As I mentioned in my post below, I love my house! It was an answer to prayer 12 yrs ago and holds many memories of love, laughter and life. It is also BIG! The girls were small when we moved in and I wanted a place they could grow up in. Now, don't get me wrong, by current Dallas standards, it ain't so big...not even 2,000sf. But it is big enough for us!
However, the girls are at camp this week so it is just hubs and I wondering around in this big ol' house....and it seems HUGE!!! The puppies aren't too sure what to think about it all, they are just happy to always have a seat in the living room! (up on the furniture!!!)
See, yet another reason to be thankful for my house!
Another reason to be thankful today...it is hubs 40th birthday! I thought it would be our first one alone since his 21st but now it looks like after Miss PD goes home, we will have dinner with his parents. That is okay, though, since we didn't get to on his 21st...we were overseas!
I remember the first of his b-days we shared together, he was turning 18! We went to a really nice restaurant with his parents and Grandmother McCurdy. I also gave him 18 kisses for that birthday! Not sure that he would sit still for 40!!!
I am always amazed at the amount of time we have actually been together, and it is only by God's grace.
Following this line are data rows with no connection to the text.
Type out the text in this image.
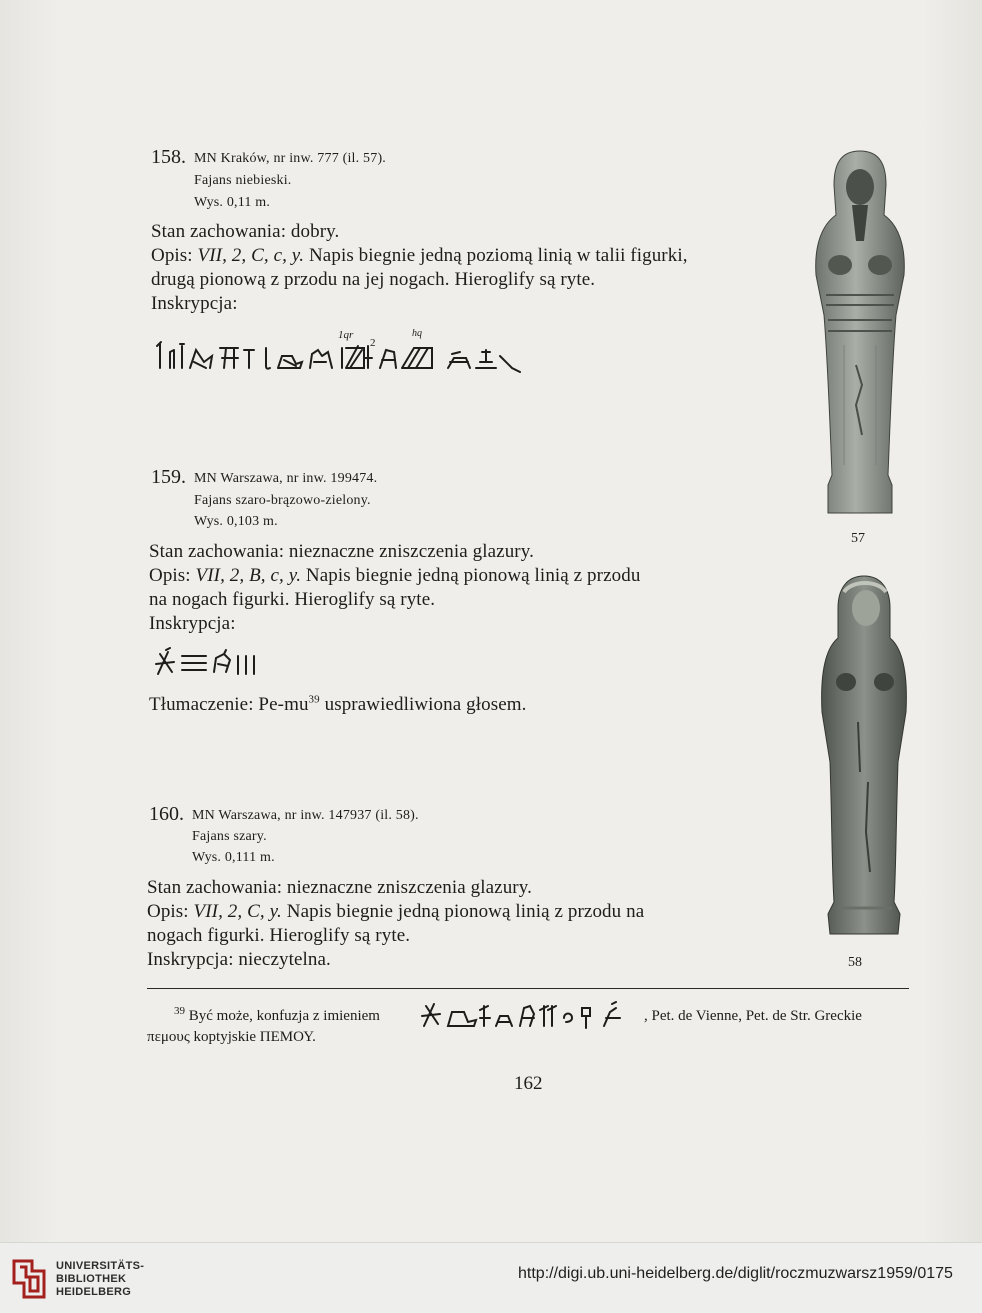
158. MN Kraków, nr inw. 777 (il. 57).
Fajans niebieski.
Wys. 0,11 m.
Stan zachowania: dobry.
Opis: VII, 2, C, c, y. Napis biegnie jedną poziomą linią w talii figurki,
drugą pionową z przodu na jej nogach. Hieroglify są ryte.
Inskrypcja:
1qr
2
hq
159. MN Warszawa, nr inw. 199474.
Fajans szaro-brązowo-zielony.
Wys. 0,103 m.
Stan zachowania: nieznaczne zniszczenia glazury.
Opis: VII, 2, B, c, y. Napis biegnie jedną pionową linią z przodu
na nogach figurki. Hieroglify są ryte.
Inskrypcja:
Tłumaczenie: $Pe-mu^{39}$ usprawiedliwiona głosem.
160. MN Warszawa, nr inw. 147937 (il. 58).
Fajans szary.
Wys. 0,111 m.
Stan zachowania: nieznaczne zniszczenia glazury.
Opis: VII, 2, C, y. Napis biegnie jedną pionową linią z przodu na
nogach figurki. Hieroglify są ryte.
Inskrypcja: nieczytelna.
57
58
$^{39}$ Być może, konfuzja z imieniem	, Pet. de Vienne, Pet. de Str. Greckie
πεμους koptyjskie ΠΕΜΟΥ.
162
UNIVERSITÄTS-
BIBLIOTHEK
HEIDELBERG
http://digi.ub.uni-heidelberg.de/diglit/roczmuzwarsz1959/0175
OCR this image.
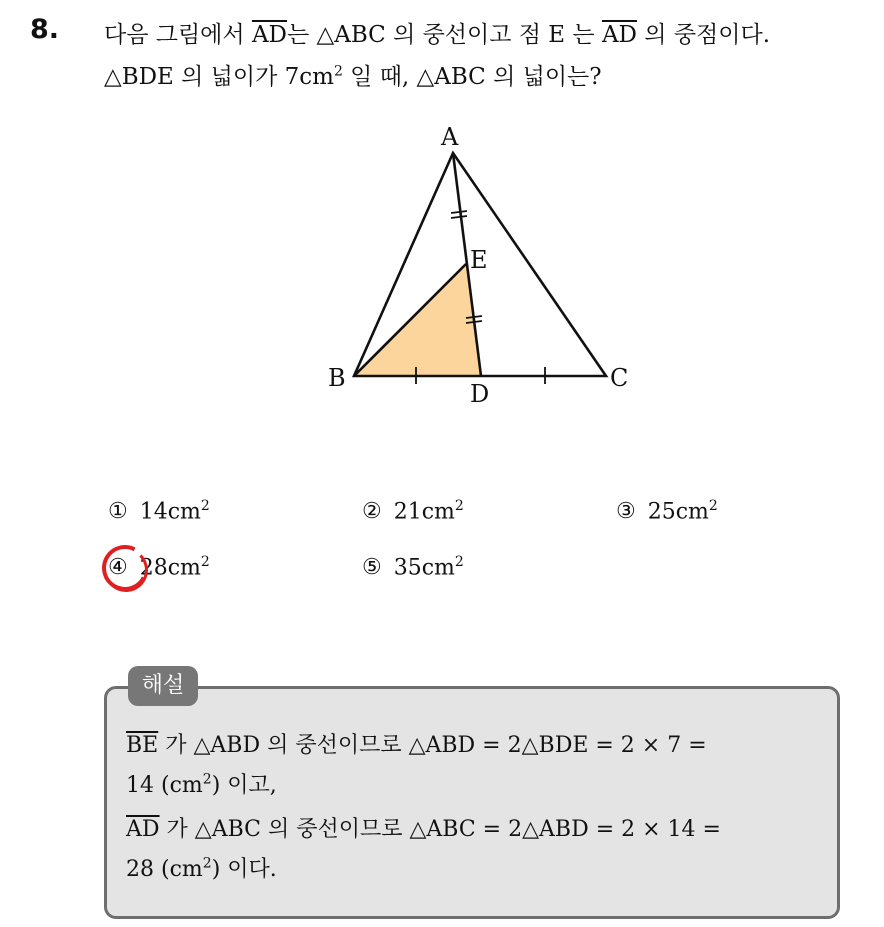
8. 다음 그림에서 $\overline{AD}$는 △ABC 의 중선이고 점 E 는 $\overline{AD}$ 의 중점이다.
△BDE 의 넓이가 $7cm^2$ 일 때, △ABC 의 넓이는?
A
E
B
D
C
① $14cm^2$	② $21cm^2$	③ $25cm^2$
④ $28cm^2$	⑤ $35cm^2$
해설
$\overline{BE}$ 가 △ABD 의 중선이므로 △ABD = 2△BDE = 2 × 7 =
14 $(cm^2)$ 이고,
$\overline{AD}$ 가 △ABC 의 중선이므로 △ABC = 2△ABD = 2 × 14 =
28 $(cm^2)$ 이다.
Both of us came into this marriage with some really buried secrets, and those secrets almost tore us apart at the seams.
If you are divorced, I want to let you know that God's grace covers your situation when you give it to Him! I know there are times when there really is no other way...or when a spouse wants out, no matter what pain it causes others around them. I am only telling you my story, not the way it should be.
My story hurts! I can only love this 40 yr old man by the grace of God. If I held a grudge, I would not be here! I remember one day just desperately asking God if He still loved me, because I knew my hubs didn't and I no longer loved myself because life had worn me down!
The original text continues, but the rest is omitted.